Well Fred's latest essay is the same thing, an exercise in doom-saying and abject pessimism. Whether he intends this or not, my reaction to it is not to despair, but to redouble my determination to reverse the trend. Take a look:
Your Papers, Citizen
Gun Control and the Changing American Character
February 19, 2013
If they wanted to swim buck nekkid in the creek, they swam buck nekkid. If whistle pigs were eating the corn, the family teenager would get his rifle and solve the problem. Government left them alone.
Even in the early Sixties, in rural King George County, Virginia, where I grew up, it was still mostly true.
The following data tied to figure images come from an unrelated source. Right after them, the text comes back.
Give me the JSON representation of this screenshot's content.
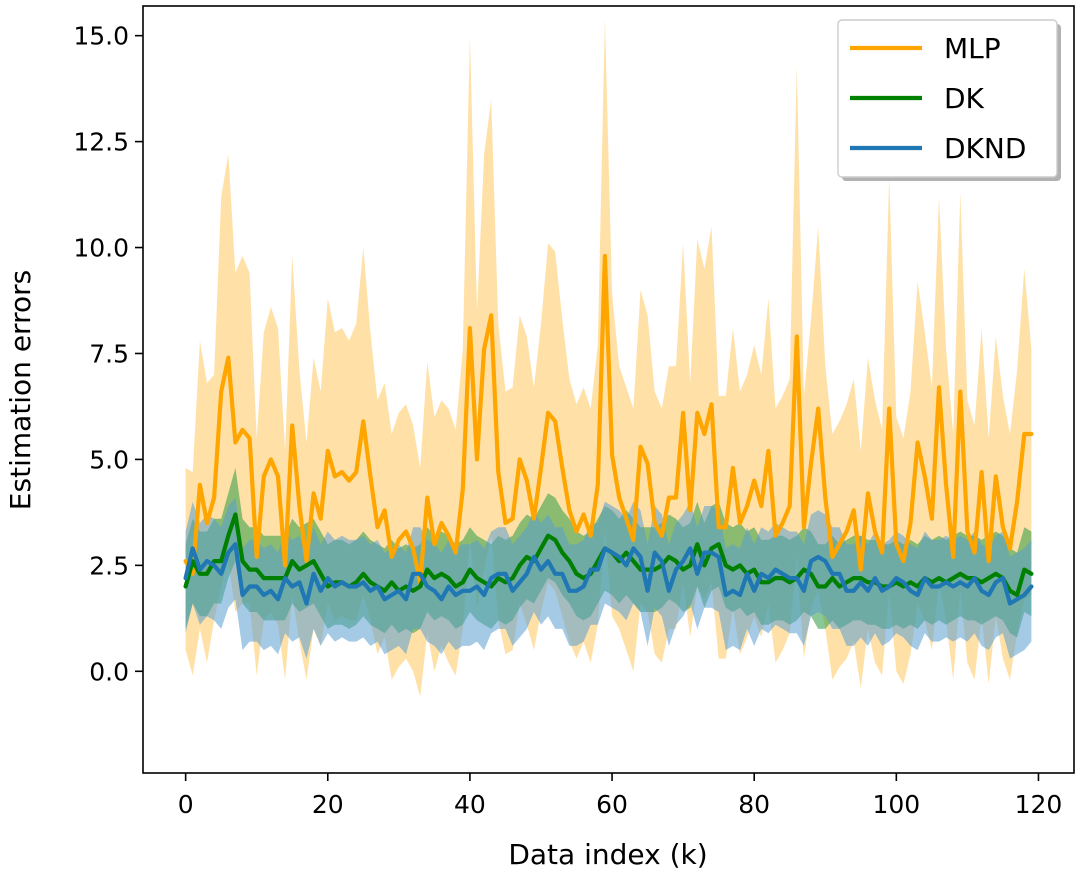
{
  "chart_data": {
    "type": "line",
    "title": "",
    "xlabel": "Data index (k)",
    "ylabel": "Estimation errors",
    "xlim": [
      -6,
      125
    ],
    "ylim": [
      -2.4,
      15.7
    ],
    "xticks": [
      0,
      20,
      40,
      60,
      80,
      100,
      120
    ],
    "yticks": [
      0.0,
      2.5,
      5.0,
      7.5,
      10.0,
      12.5,
      15.0
    ],
    "xtick_labels": [
      "0",
      "20",
      "40",
      "60",
      "80",
      "100",
      "120"
    ],
    "ytick_labels": [
      "0.0",
      "2.5",
      "5.0",
      "7.5",
      "10.0",
      "12.5",
      "15.0"
    ],
    "grid": false,
    "legend_position": "top-right",
    "x": [
      0,
      1,
      2,
      3,
      4,
      5,
      6,
      7,
      8,
      9,
      10,
      11,
      12,
      13,
      14,
      15,
      16,
      17,
      18,
      19,
      20,
      21,
      22,
      23,
      24,
      25,
      26,
      27,
      28,
      29,
      30,
      31,
      32,
      33,
      34,
      35,
      36,
      37,
      38,
      39,
      40,
      41,
      42,
      43,
      44,
      45,
      46,
      47,
      48,
      49,
      50,
      51,
      52,
      53,
      54,
      55,
      56,
      57,
      58,
      59,
      60,
      61,
      62,
      63,
      64,
      65,
      66,
      67,
      68,
      69,
      70,
      71,
      72,
      73,
      74,
      75,
      76,
      77,
      78,
      79,
      80,
      81,
      82,
      83,
      84,
      85,
      86,
      87,
      88,
      89,
      90,
      91,
      92,
      93,
      94,
      95,
      96,
      97,
      98,
      99,
      100,
      101,
      102,
      103,
      104,
      105,
      106,
      107,
      108,
      109,
      110,
      111,
      112,
      113,
      114,
      115,
      116,
      117,
      118,
      119
    ],
    "series": [
      {
        "name": "MLP",
        "color": "#ffa500",
        "band_color": "#ffc861",
        "values": [
          2.6,
          2.3,
          4.4,
          3.5,
          4.1,
          6.6,
          7.4,
          5.4,
          5.7,
          5.5,
          2.7,
          4.6,
          5.0,
          4.6,
          2.5,
          5.8,
          3.9,
          2.6,
          4.2,
          3.6,
          5.2,
          4.6,
          4.7,
          4.5,
          4.7,
          5.9,
          4.6,
          3.4,
          3.8,
          2.7,
          3.1,
          3.3,
          2.9,
          2.1,
          4.1,
          3.0,
          3.5,
          3.2,
          2.8,
          4.3,
          8.1,
          5.0,
          7.6,
          8.4,
          4.7,
          3.5,
          3.6,
          5.0,
          4.5,
          3.6,
          4.8,
          6.1,
          5.9,
          4.8,
          3.8,
          3.3,
          3.7,
          3.2,
          4.4,
          9.8,
          5.1,
          4.1,
          3.6,
          3.1,
          5.3,
          4.9,
          3.5,
          3.2,
          4.1,
          4.1,
          6.1,
          3.8,
          6.1,
          5.6,
          6.3,
          3.4,
          3.4,
          4.8,
          3.5,
          3.9,
          4.5,
          3.9,
          5.2,
          3.2,
          3.5,
          3.9,
          7.9,
          3.4,
          4.9,
          6.2,
          4.1,
          2.7,
          3.0,
          3.3,
          3.8,
          2.4,
          4.2,
          3.3,
          2.8,
          6.2,
          3.0,
          2.6,
          3.5,
          5.4,
          4.6,
          3.6,
          6.7,
          4.4,
          2.7,
          6.6,
          3.3,
          2.8,
          4.7,
          2.6,
          4.6,
          3.4,
          2.9,
          4.0,
          5.6,
          5.6
        ],
        "lower": [
          0.5,
          -0.1,
          1.0,
          0.2,
          1.2,
          2.0,
          2.6,
          1.4,
          1.6,
          1.6,
          -0.1,
          1.2,
          1.4,
          1.1,
          -0.2,
          1.8,
          0.7,
          -0.2,
          1.0,
          0.6,
          1.6,
          1.2,
          1.3,
          1.2,
          1.2,
          1.8,
          1.2,
          0.4,
          0.8,
          -0.2,
          0.1,
          0.3,
          0.0,
          -0.6,
          0.9,
          0.0,
          0.6,
          0.2,
          -0.1,
          1.0,
          3.1,
          1.5,
          2.4,
          3.2,
          1.2,
          0.4,
          0.5,
          1.6,
          1.1,
          0.5,
          1.4,
          2.1,
          1.9,
          1.3,
          0.7,
          0.3,
          0.7,
          0.2,
          1.1,
          3.3,
          1.3,
          1.0,
          0.5,
          0.0,
          1.6,
          1.4,
          0.4,
          0.2,
          1.0,
          1.0,
          2.1,
          0.8,
          2.0,
          1.7,
          2.1,
          0.3,
          0.3,
          1.5,
          0.4,
          0.8,
          1.3,
          0.8,
          1.6,
          0.2,
          0.5,
          0.9,
          2.7,
          0.3,
          1.5,
          1.9,
          1.0,
          -0.2,
          0.1,
          0.3,
          0.7,
          -0.4,
          1.0,
          0.2,
          -0.1,
          1.9,
          0.0,
          -0.3,
          0.4,
          1.6,
          1.2,
          0.5,
          2.1,
          1.2,
          -0.2,
          1.9,
          0.2,
          -0.2,
          1.3,
          -0.3,
          1.3,
          0.3,
          -0.2,
          0.9,
          1.7,
          1.8
        ],
        "upper": [
          4.8,
          4.7,
          7.8,
          6.8,
          7.0,
          11.2,
          12.2,
          9.4,
          9.8,
          9.4,
          5.5,
          8.0,
          8.6,
          8.1,
          5.2,
          9.8,
          7.1,
          5.4,
          7.4,
          6.6,
          8.8,
          8.0,
          8.1,
          7.8,
          8.2,
          10.0,
          8.0,
          6.4,
          6.8,
          5.6,
          6.1,
          6.3,
          5.8,
          4.8,
          7.3,
          6.0,
          6.4,
          6.2,
          5.7,
          7.6,
          15.0,
          8.5,
          12.2,
          13.5,
          8.2,
          6.6,
          6.7,
          8.4,
          7.9,
          6.7,
          8.2,
          10.1,
          9.9,
          8.3,
          6.9,
          6.3,
          6.7,
          6.2,
          7.7,
          15.4,
          8.9,
          7.2,
          6.7,
          6.2,
          9.0,
          8.4,
          6.6,
          6.2,
          7.2,
          7.2,
          10.1,
          6.8,
          10.2,
          9.5,
          10.5,
          6.5,
          6.5,
          8.1,
          6.6,
          7.0,
          7.7,
          7.0,
          8.8,
          6.2,
          6.5,
          6.9,
          14.3,
          6.5,
          8.3,
          10.5,
          7.2,
          5.6,
          5.9,
          6.3,
          6.9,
          5.2,
          7.4,
          6.4,
          5.7,
          11.7,
          6.0,
          5.5,
          6.6,
          9.2,
          8.0,
          6.7,
          11.2,
          7.6,
          5.6,
          11.3,
          6.4,
          5.8,
          8.1,
          5.5,
          7.9,
          6.5,
          5.6,
          7.1,
          9.5,
          7.6
        ]
      },
      {
        "name": "DK",
        "color": "#008000",
        "band_color": "#2c9a44",
        "values": [
          2.0,
          2.6,
          2.3,
          2.3,
          2.6,
          2.6,
          3.2,
          3.7,
          2.6,
          2.4,
          2.4,
          2.2,
          2.2,
          2.2,
          2.2,
          2.6,
          2.4,
          2.5,
          2.6,
          2.3,
          2.0,
          2.1,
          2.1,
          2.0,
          2.1,
          2.3,
          2.1,
          2.0,
          1.9,
          2.1,
          1.9,
          2.0,
          1.9,
          2.0,
          2.4,
          2.2,
          2.3,
          2.2,
          2.0,
          2.1,
          2.4,
          2.2,
          2.1,
          2.0,
          2.2,
          2.1,
          2.2,
          2.5,
          2.7,
          2.6,
          2.9,
          3.2,
          3.1,
          2.8,
          2.6,
          2.3,
          2.2,
          2.3,
          2.6,
          2.9,
          2.8,
          2.6,
          2.8,
          2.6,
          2.4,
          2.4,
          2.4,
          2.5,
          2.7,
          2.6,
          2.4,
          2.5,
          3.0,
          2.5,
          2.9,
          3.0,
          2.5,
          2.4,
          2.5,
          2.3,
          2.4,
          2.1,
          2.1,
          2.2,
          2.2,
          2.1,
          2.2,
          2.4,
          2.3,
          2.0,
          2.0,
          2.2,
          2.0,
          2.1,
          2.2,
          2.2,
          2.1,
          2.1,
          2.0,
          2.0,
          2.1,
          2.0,
          2.1,
          2.0,
          2.2,
          2.1,
          2.2,
          2.1,
          2.2,
          2.3,
          2.2,
          2.2,
          2.1,
          2.2,
          2.3,
          2.2,
          1.9,
          1.8,
          2.4,
          2.3
        ],
        "lower": [
          1.0,
          1.6,
          1.3,
          1.3,
          1.6,
          1.6,
          2.2,
          2.6,
          1.6,
          1.4,
          1.4,
          1.2,
          1.2,
          1.2,
          1.2,
          1.6,
          1.4,
          1.5,
          1.6,
          1.3,
          1.0,
          1.1,
          1.1,
          1.0,
          1.1,
          1.3,
          1.1,
          1.0,
          0.9,
          1.1,
          0.9,
          1.0,
          0.9,
          1.0,
          1.4,
          1.2,
          1.3,
          1.2,
          1.0,
          1.1,
          1.4,
          1.2,
          1.1,
          1.0,
          1.2,
          1.1,
          1.2,
          1.5,
          1.7,
          1.6,
          1.9,
          2.2,
          2.1,
          1.8,
          1.6,
          1.3,
          1.2,
          1.3,
          1.6,
          1.9,
          1.8,
          1.6,
          1.8,
          1.6,
          1.4,
          1.4,
          1.4,
          1.5,
          1.7,
          1.6,
          1.4,
          1.5,
          2.0,
          1.5,
          1.9,
          2.0,
          1.5,
          1.4,
          1.5,
          1.3,
          1.4,
          1.1,
          1.1,
          1.2,
          1.2,
          1.1,
          1.2,
          1.4,
          1.3,
          1.0,
          1.0,
          1.2,
          1.0,
          1.1,
          1.2,
          1.2,
          1.1,
          1.1,
          1.0,
          1.0,
          1.1,
          1.0,
          1.1,
          1.0,
          1.2,
          1.1,
          1.2,
          1.1,
          1.2,
          1.3,
          1.2,
          1.2,
          1.1,
          1.2,
          1.3,
          1.2,
          0.9,
          0.8,
          1.4,
          1.3
        ],
        "upper": [
          3.0,
          3.6,
          3.3,
          3.3,
          3.6,
          3.6,
          4.2,
          4.8,
          3.6,
          3.4,
          3.4,
          3.2,
          3.2,
          3.2,
          3.2,
          3.6,
          3.4,
          3.5,
          3.6,
          3.3,
          3.0,
          3.1,
          3.1,
          3.0,
          3.1,
          3.3,
          3.1,
          3.0,
          2.9,
          3.1,
          2.9,
          3.0,
          2.9,
          3.0,
          3.4,
          3.2,
          3.3,
          3.2,
          3.0,
          3.1,
          3.4,
          3.2,
          3.1,
          3.0,
          3.2,
          3.1,
          3.2,
          3.5,
          3.7,
          3.6,
          3.9,
          4.2,
          4.1,
          3.8,
          3.6,
          3.3,
          3.2,
          3.3,
          3.6,
          3.9,
          3.8,
          3.6,
          3.8,
          3.6,
          3.4,
          3.4,
          3.4,
          3.5,
          3.7,
          3.6,
          3.4,
          3.5,
          4.0,
          3.5,
          3.9,
          4.0,
          3.5,
          3.4,
          3.5,
          3.3,
          3.4,
          3.1,
          3.1,
          3.2,
          3.2,
          3.1,
          3.2,
          3.4,
          3.3,
          3.0,
          3.0,
          3.2,
          3.0,
          3.1,
          3.2,
          3.2,
          3.1,
          3.1,
          3.0,
          3.0,
          3.1,
          3.0,
          3.1,
          3.0,
          3.2,
          3.1,
          3.2,
          3.1,
          3.2,
          3.3,
          3.2,
          3.2,
          3.1,
          3.2,
          3.3,
          3.2,
          2.9,
          2.8,
          3.4,
          3.3
        ]
      },
      {
        "name": "DKND",
        "color": "#1f77b4",
        "band_color": "#5a9fd0",
        "values": [
          2.2,
          2.9,
          2.4,
          2.6,
          2.5,
          2.3,
          2.8,
          3.0,
          1.8,
          2.0,
          2.0,
          1.8,
          1.9,
          1.7,
          2.2,
          2.0,
          2.1,
          1.6,
          2.3,
          1.9,
          2.2,
          2.0,
          2.1,
          2.0,
          2.0,
          2.1,
          1.9,
          2.0,
          1.7,
          1.8,
          1.9,
          1.7,
          2.3,
          2.3,
          2.0,
          1.9,
          1.7,
          2.0,
          1.8,
          1.9,
          1.9,
          2.0,
          1.8,
          2.2,
          2.3,
          2.3,
          1.9,
          2.1,
          2.3,
          2.7,
          2.4,
          2.6,
          2.3,
          2.3,
          1.9,
          1.9,
          2.0,
          2.4,
          2.4,
          2.9,
          2.8,
          2.7,
          2.5,
          2.9,
          2.7,
          1.9,
          2.8,
          2.6,
          1.9,
          2.4,
          2.6,
          2.9,
          2.3,
          2.8,
          2.8,
          2.7,
          1.8,
          1.9,
          1.8,
          2.3,
          1.9,
          2.3,
          2.2,
          2.4,
          2.3,
          2.2,
          2.2,
          1.9,
          2.6,
          2.7,
          2.6,
          2.3,
          2.3,
          1.9,
          1.9,
          2.1,
          1.9,
          2.2,
          1.9,
          2.0,
          2.2,
          2.1,
          1.9,
          1.8,
          2.2,
          2.0,
          2.0,
          2.1,
          2.0,
          2.1,
          2.0,
          2.2,
          1.9,
          1.8,
          2.1,
          2.2,
          1.6,
          1.7,
          1.8,
          2.0
        ],
        "lower": [
          0.9,
          1.6,
          1.1,
          1.3,
          1.2,
          1.0,
          1.5,
          1.7,
          0.5,
          0.7,
          0.7,
          0.5,
          0.6,
          0.4,
          0.9,
          0.7,
          0.8,
          0.3,
          1.0,
          0.6,
          0.9,
          0.7,
          0.8,
          0.7,
          0.7,
          0.8,
          0.6,
          0.7,
          0.4,
          0.5,
          0.6,
          0.4,
          1.0,
          1.0,
          0.7,
          0.6,
          0.4,
          0.7,
          0.5,
          0.6,
          0.6,
          0.7,
          0.5,
          0.9,
          1.0,
          1.0,
          0.6,
          0.8,
          1.0,
          1.4,
          1.1,
          1.3,
          1.0,
          1.0,
          0.6,
          0.6,
          0.7,
          1.1,
          1.1,
          1.6,
          1.5,
          1.4,
          1.2,
          1.6,
          1.4,
          0.6,
          1.5,
          1.3,
          0.6,
          1.1,
          1.3,
          1.6,
          1.0,
          1.5,
          1.5,
          1.4,
          0.5,
          0.6,
          0.5,
          1.0,
          0.6,
          1.0,
          0.9,
          1.1,
          1.0,
          0.9,
          0.9,
          0.6,
          1.3,
          1.4,
          1.3,
          1.0,
          1.0,
          0.6,
          0.6,
          0.8,
          0.6,
          0.9,
          0.6,
          0.7,
          0.9,
          0.8,
          0.6,
          0.5,
          0.9,
          0.7,
          0.7,
          0.8,
          0.7,
          0.8,
          0.7,
          0.9,
          0.6,
          0.5,
          0.8,
          0.9,
          0.3,
          0.4,
          0.5,
          0.7
        ],
        "upper": [
          3.3,
          4.0,
          3.5,
          3.7,
          3.6,
          3.4,
          3.9,
          4.1,
          2.9,
          3.1,
          3.1,
          2.9,
          3.0,
          2.8,
          3.3,
          3.1,
          3.2,
          2.7,
          3.4,
          3.0,
          3.3,
          3.1,
          3.2,
          3.1,
          3.1,
          3.2,
          3.0,
          3.1,
          2.8,
          2.9,
          3.0,
          2.8,
          3.4,
          3.4,
          3.1,
          3.0,
          2.8,
          3.1,
          2.9,
          3.0,
          3.0,
          3.1,
          2.9,
          3.3,
          3.4,
          3.4,
          3.0,
          3.2,
          3.4,
          3.8,
          3.5,
          3.7,
          3.4,
          3.4,
          3.0,
          3.0,
          3.1,
          3.5,
          3.5,
          4.0,
          3.9,
          3.8,
          3.6,
          4.0,
          3.8,
          3.0,
          3.9,
          3.7,
          3.0,
          3.5,
          3.7,
          4.0,
          3.4,
          3.9,
          3.9,
          3.8,
          2.9,
          3.0,
          2.9,
          3.4,
          3.0,
          3.4,
          3.3,
          3.5,
          3.4,
          3.3,
          3.3,
          3.0,
          3.7,
          3.8,
          3.7,
          3.4,
          3.4,
          3.0,
          3.0,
          3.2,
          3.0,
          3.3,
          3.0,
          3.1,
          3.3,
          3.2,
          3.0,
          2.9,
          3.3,
          3.1,
          3.1,
          3.2,
          3.1,
          3.2,
          3.1,
          3.3,
          3.0,
          2.9,
          3.2,
          3.3,
          2.7,
          2.8,
          2.9,
          3.1
        ]
      }
    ]
  }
}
The country people built their own boats to crab in the Potomac, converted junked car engines to marine, made their own crab pots, planted corn and such, and hunted deer. There was very little contact with the government. One state trooper was the law, and he had precious little to do.
I say the following not as an old codger painting his youth in roseate hues that never were, but as serious sociology: We kids could get up on a summer morning, grab the .22 or .410, put it over our shoulder and go into the country store for ammunition, and no one looked twice. We could go by night to the dump to snap-shoot rats, and no one cared. We could get our fishing poles—I preferred a spinning reel and bait-casting tackle—and fish anywhere we pleased on Machodoc Creek or the Potomac. We could drive unwisely but joyously on winding wooded roads late at night and nobody cared.
Call it “freedom.” We were free, and so were the country folk on their farms and with their crabbing rigs. Because we were free, we felt free. It was a distinct psychology, though we didn’t know it.
Things then changed. The country increasingly urbanized. So much for rugged.